Did an obscure "piecashit" gizmo bring down Tele2 in the Baltics?

I got an official description of what happened July 14 to knock out Tele2's core switch (?) and take down (for some, briefly, in Latvia, well into the night) services to around two million customers in Latvia, Lithuania and Estonia. Despite it being a Swedish-based international telecoms company, the network crash in the Baltics (as far as I could see) got exactly fuck all coverage in the Swedish media, which, like much of Scandinavia, is zoned out in a hammock somewhere or on the beach in Greece before, to use the Latvian expression, the place goes to the Devil's mother.
Basically what happens is this: the core switch, possibly a Nokia MCSI runs on 48 volt DC current, which is fed to the device through a AC/DC transformer getting it from the 220V grid.
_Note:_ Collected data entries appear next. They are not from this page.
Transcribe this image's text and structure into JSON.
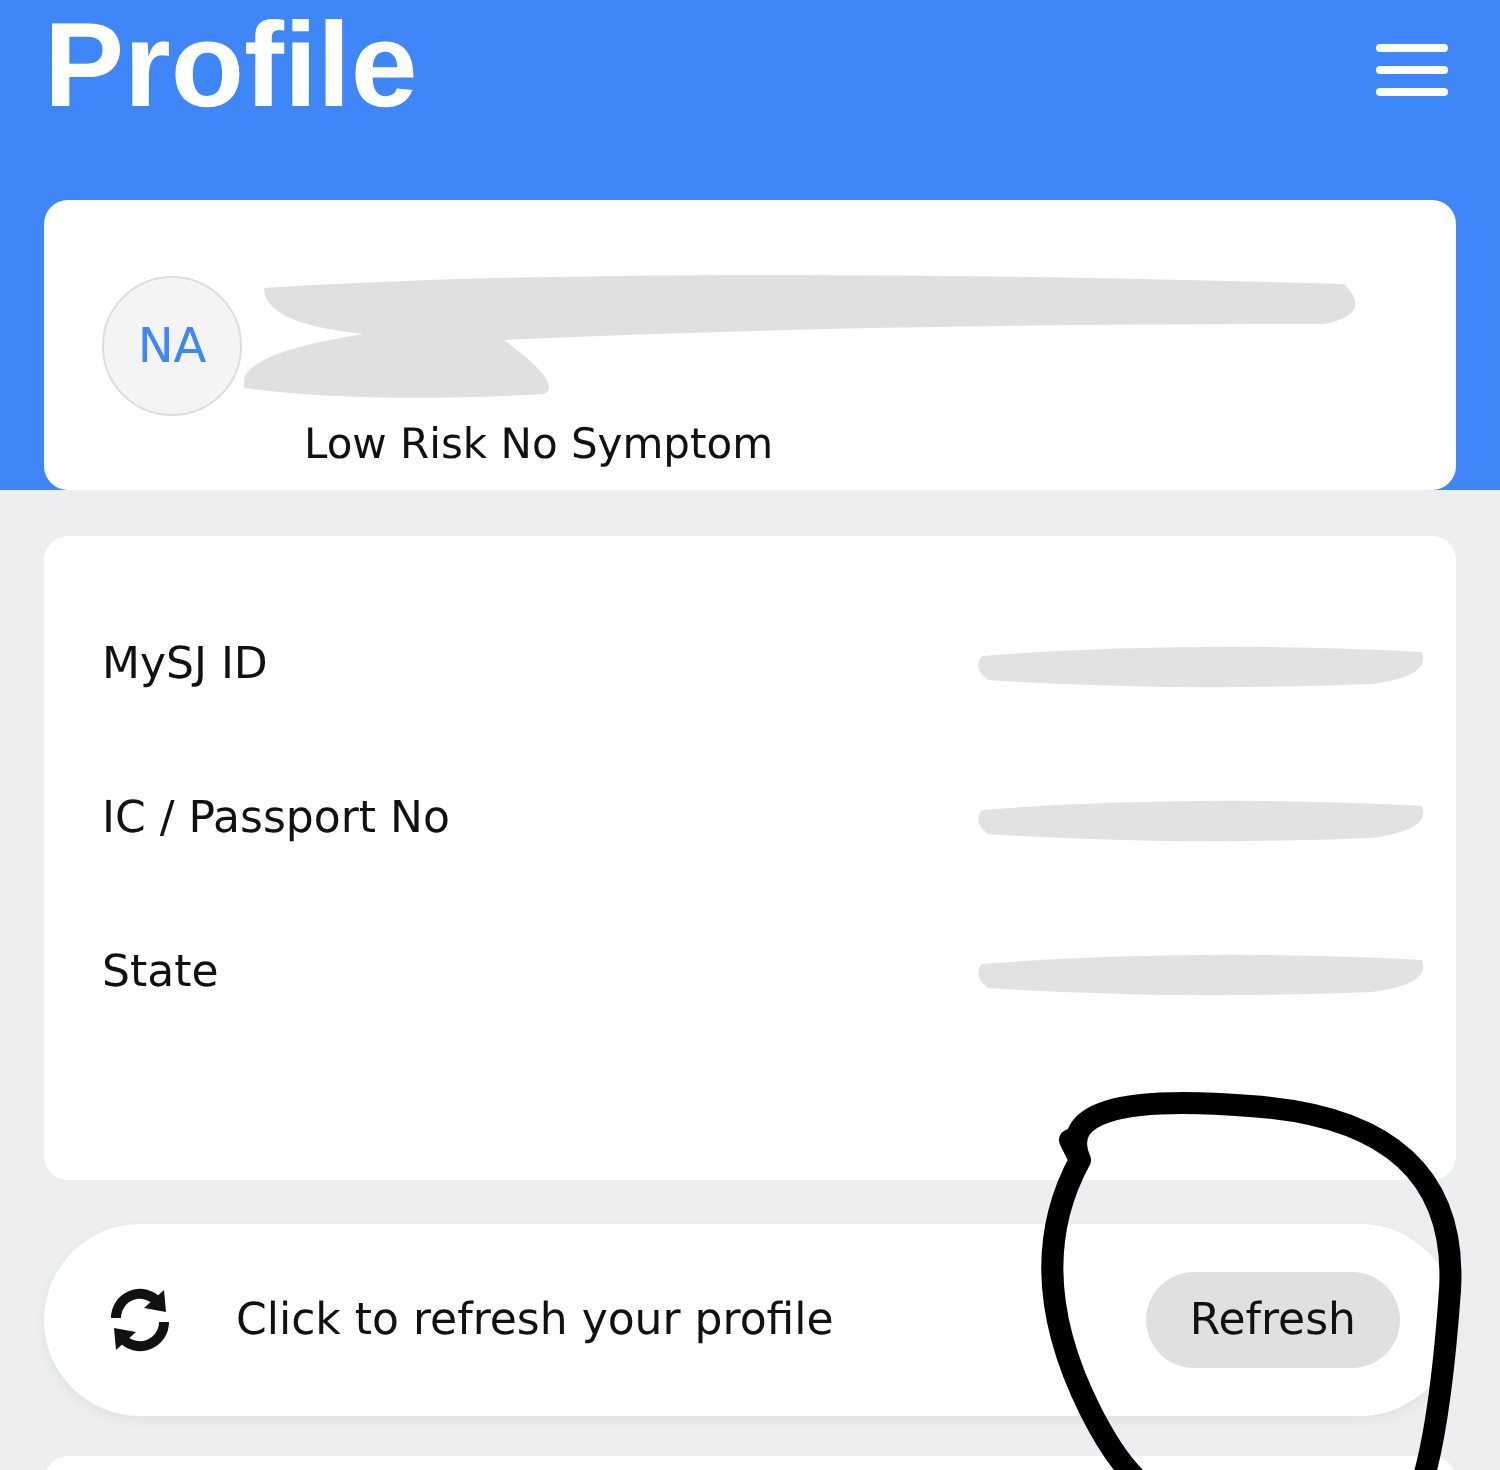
{
  "header": {
    "title": "Profile"
  },
  "profile": {
    "initials": "NA",
    "status": "Low Risk No Symptom"
  },
  "details": [
    {
      "label": "MySJ ID"
    },
    {
      "label": "IC / Passport No"
    },
    {
      "label": "State"
    }
  ],
  "refresh": {
    "message": "Click to refresh your profile",
    "button": "Refresh"
  }
}
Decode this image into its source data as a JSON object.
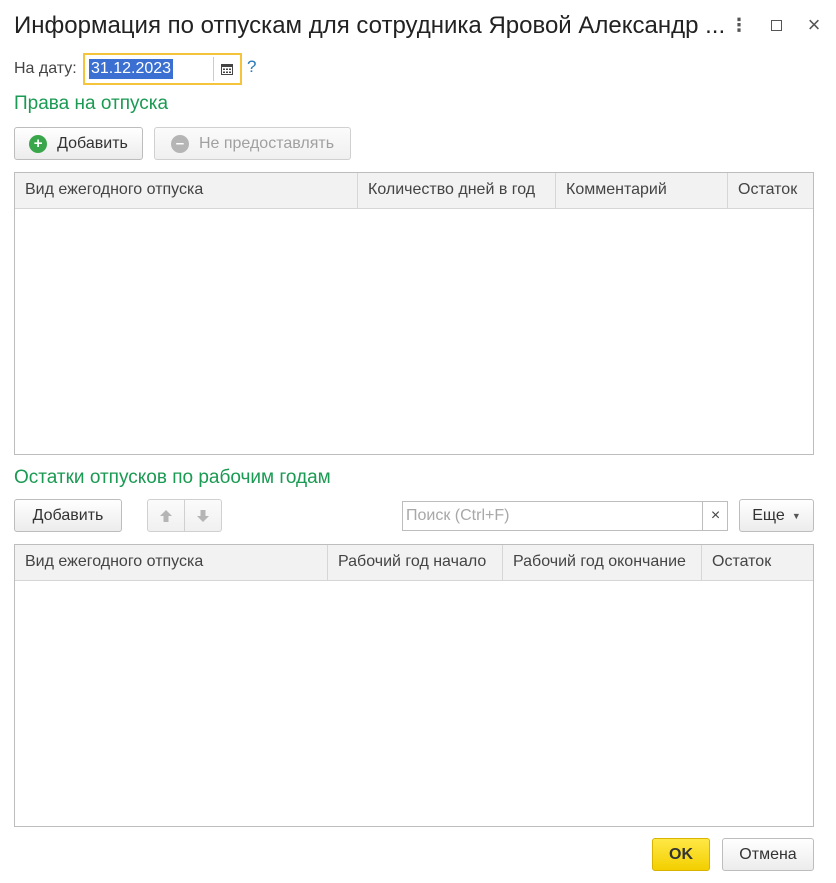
{
  "window": {
    "title": "Информация по отпускам для сотрудника Яровой Александр ...",
    "more_icon": "more-vertical-icon",
    "maximize_icon": "maximize-icon",
    "close_icon": "close-icon"
  },
  "date": {
    "label": "На дату:",
    "value": "31.12.2023",
    "calendar_icon": "calendar-icon",
    "help": "?"
  },
  "rights": {
    "title": "Права на отпуска",
    "add_button": "Добавить",
    "not_grant_button": "Не предоставлять",
    "columns": [
      "Вид ежегодного отпуска",
      "Количество дней в год",
      "Комментарий",
      "Остаток"
    ],
    "rows": []
  },
  "balances": {
    "title": "Остатки отпусков по рабочим годам",
    "add_button": "Добавить",
    "up_icon": "arrow-up-icon",
    "down_icon": "arrow-down-icon",
    "search_placeholder": "Поиск (Ctrl+F)",
    "search_clear": "×",
    "more_button": "Еще",
    "columns": [
      "Вид ежегодного отпуска",
      "Рабочий год начало",
      "Рабочий год окончание",
      "Остаток"
    ],
    "rows": []
  },
  "footer": {
    "ok_button": "OK",
    "cancel_button": "Отмена"
  },
  "colors": {
    "accent_green": "#1a9a52",
    "ok_yellow": "#f5d400",
    "focus_border": "#f5c43b",
    "selection_blue": "#3b6fd1"
  }
}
The transformer apparently can get hot, so it has a "climate control" (read air conditioner or chiller on it). Because the AC/DC transformer is mission critical, the climate control comes with a temperature sensor and some kind of alarm that alerts Tele2 technical staff that the system has failed, but giving them enough time to prevent damage to the transformer. The alarm and the sensor are what may have been the "piecashit" gizmos that ultimately crashed the network. The alarm failed to go off until it was too late. By then, the transformer had overheated and shorted out, knocking out the switch. With no transformer, there was no way to power up the switch until extensive repairs had been made. In addition, very complex systems like mobile phone network core switches do not usually reboot very easily, especially after a power-failure induced crash.
Utility power was still on --Latvenergo's  press secretary freaked out a little when the media blamed electricity for the failure and said, rightly, that the electricity from the utility was never interrupted, it all happened inside the walls of the Tele2 facility. So it does look like one fucked gizmo brought down everything..
Except -- was there really no UPS (providing DC electricity) attached directly to the switch to keep it going for a while until the techies fix whatever broke or switch to generators? Perhaps the emergency protocol was to go directly to the generator, forgetting the possibility that the transformer, thanks to some cheapo gizmo, could blow? This is how we learn...


Jānis Kiršteins said...

Seems like a poor redundancy for a core system.

D.d said...

Mhm, do we (they) really learn?